Saturday, October 23, 2010

Steam Train, Day Twelve: Napier to Palmerston North

This morning the train did not depart Napier Station until 10:30am, which allowed me a luxurious sleep-in until 8:30, and then a proper breakfast and visiting with Fay and Frank, during which I thanked them profusely for taking me in again. Fay brushed off all my apologies for the imposition, saying, “We would have been very upset if you had been in trouble like that and not called us”, and told me I have two guardian angels watching over me.

The train headed south today, retracing our earlier passage along the Palmerston North - Gisborne line. We passed through the town of Hastings, about 20km south of Napier, where several years ago the town council decided they wanted to build a fountain right where the rail line crosses through town. Seeing as the rail line couldn’t be easily moved, the city council went ahead and built the fountain *around* the railway tracks! The fountain is connected to the railway crossing timer so the water (mostly) shuts off when the train drives through, but it is indeed a sight to see a train plough its way through the centre of a fountain! Hmm, yesterday we stopped on an airport tarmac, today we drove through a city fountain... I’m not sure what is coming next!

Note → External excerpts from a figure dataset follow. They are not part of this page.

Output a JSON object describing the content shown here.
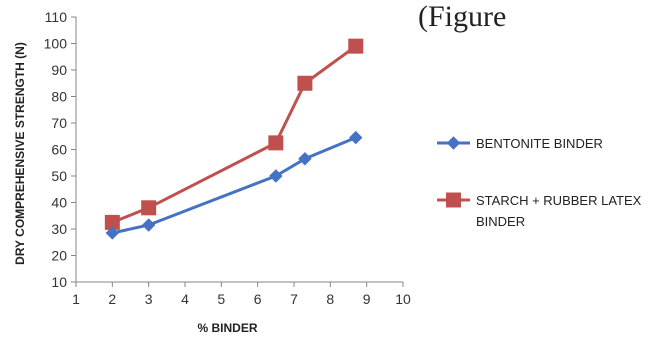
{
  "header_fragment": "(Figure",
  "chart_data": {
    "type": "line",
    "xlabel": "% BINDER",
    "ylabel": "DRY COMPREHENSIVE STRENGTH (N)",
    "xlim": [
      1,
      10
    ],
    "ylim": [
      10,
      110
    ],
    "x_ticks": [
      1,
      2,
      3,
      4,
      5,
      6,
      7,
      8,
      9,
      10
    ],
    "y_ticks": [
      10,
      20,
      30,
      40,
      50,
      60,
      70,
      80,
      90,
      100,
      110
    ],
    "grid": false,
    "legend_position": "right",
    "series": [
      {
        "name": "BENTONITE BINDER",
        "marker": "diamond",
        "color": "#4472C4",
        "x": [
          2,
          3,
          6.5,
          7.3,
          8.7
        ],
        "y": [
          28.5,
          31.5,
          50,
          56.5,
          64.5
        ]
      },
      {
        "name": "STARCH + RUBBER LATEX BINDER",
        "legend_lines": [
          "STARCH + RUBBER LATEX",
          "BINDER"
        ],
        "marker": "square",
        "color": "#C0504D",
        "x": [
          2,
          3,
          6.5,
          7.3,
          8.7
        ],
        "y": [
          32.5,
          38,
          62.5,
          85,
          99
        ]
      }
    ]
  }
}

Passing through the fountain at Hastings

I guess it's not every day a steam train drives
through a fountain!

We had several photo stops today: the first was at the beautifully restored station at Opapa, where the train puffed cheerily past us, surrounded by sunny orange flowers (I think they are California poppies) and green paddocks. (An interesting yet slightly useless piece of trivia: Opapa station was originally known as Te Aute until 1913, but has been called Opapa ever since.)


J 1211 at Opapa Station


Spring flowers in bloom at Opapa Station


The second and third photo stops where just up the hill from Opapa; the second was at a road crossing where I watched a group of cows across the street react quizzically to all the people piling out of the carriages, and then hysterically to the train, stampeding away when its whistle blew. 


J 1211 in a field just outside Opapa


The cows formed this protective circle when they
 saw all the passengers emerging from the train


The third stop was in a valley between many hills of green pasture, where Allan and I went under a bridge to cross to the opposite side of the tracks, and then hiked up the side of the pasture to get a picture of the train traversing up the green vista. Roy (the man from Florida) hiked up the pasture hill on the opposite side of the railway tracks, so he took a video of Allan and I on our side, and when we realised he was doing so we launched into some pretty ridiculous dance moves.

It's a sheep! It's a cow! No, it's Roy Schering
on the other side of the pasture!




An unexpected bonus at the third stop was getting to watch a farmer with a tractor and five dogs herd a flock of sheep from one paddock to another. I had never seen sheep dogs at work before; those are bright dogs! Watching sheep run is also highly amusing, as their leg-to-body ratio is so skewed they kind of look like springs that are rocking back and forth.

The next photo stop was at Ormondville, where the station has been restored and turned into a B&B: yes, you can stay right beside the rail tracks in a converted station house, and get woken up at 2am by freight trains whizzing past! (I’d do it, but hey, I’m a diehard.) For the photo stop I perched myself on the edge of an old freight car sitting on a siding, which was all well and good until about four or five men got into it as well; the floor was rusted through in some places, and I had visions of the whole thing collapsing and suddenly having several members of our tour group needing tetanus shots.



J 1211 steaming through Ormondville Station


The freight car with the floor of questionable stability


After a water stop in Dannevirke and marveling at the wind turbines on the hills outside Woodville, we continued on the Palmerston North - Gisborne line through the Manawatu Gorge, which is so narrow that the highway is on the south side of the river and the railway line on the north. Originally the Manawatu Gorge line contained five tunnels, but only Nos. 1 and 2 remain, as the other three were too narrow for modern freight cars (and as it was 1 and 2 have had their floors lowered to accommodate taller carriages). The second of the two tunnels was significant in length, leading to another smoke-filled carriage ride breathing in “eau de tunnel”.


The road bridge crossing to the far bank of the
Manawatu Gorge: there isn't enough room on
one side for both the road and the railway line!

Giant landslips like this certainly put one at ease...

Manawatu Gorge

A windfarm outside Palmerston North


We arrived in Palmerston North, population 80 700 (of which approximately 80 000 are university students it seems, attending Massey University, New Zealand’s largest post-secondary school), and us hostellers managed to scam a ride into town on the tour bus, seeing as the railway station is located far away from the city centre since they ripped up the railway tracks that used to run through the town square.


Palmerston North Station


I am actually not staying in a hostel tonight; I have treated myself and am in a proper motel, enjoying the luxury of my own ensuite and a distinct lack of roommates who hook up with one another, barge in and flip on all the lights at 3am, or sleep-talk to me in a foreign language. Sometimes it’s nice just to have a little peace and quiet!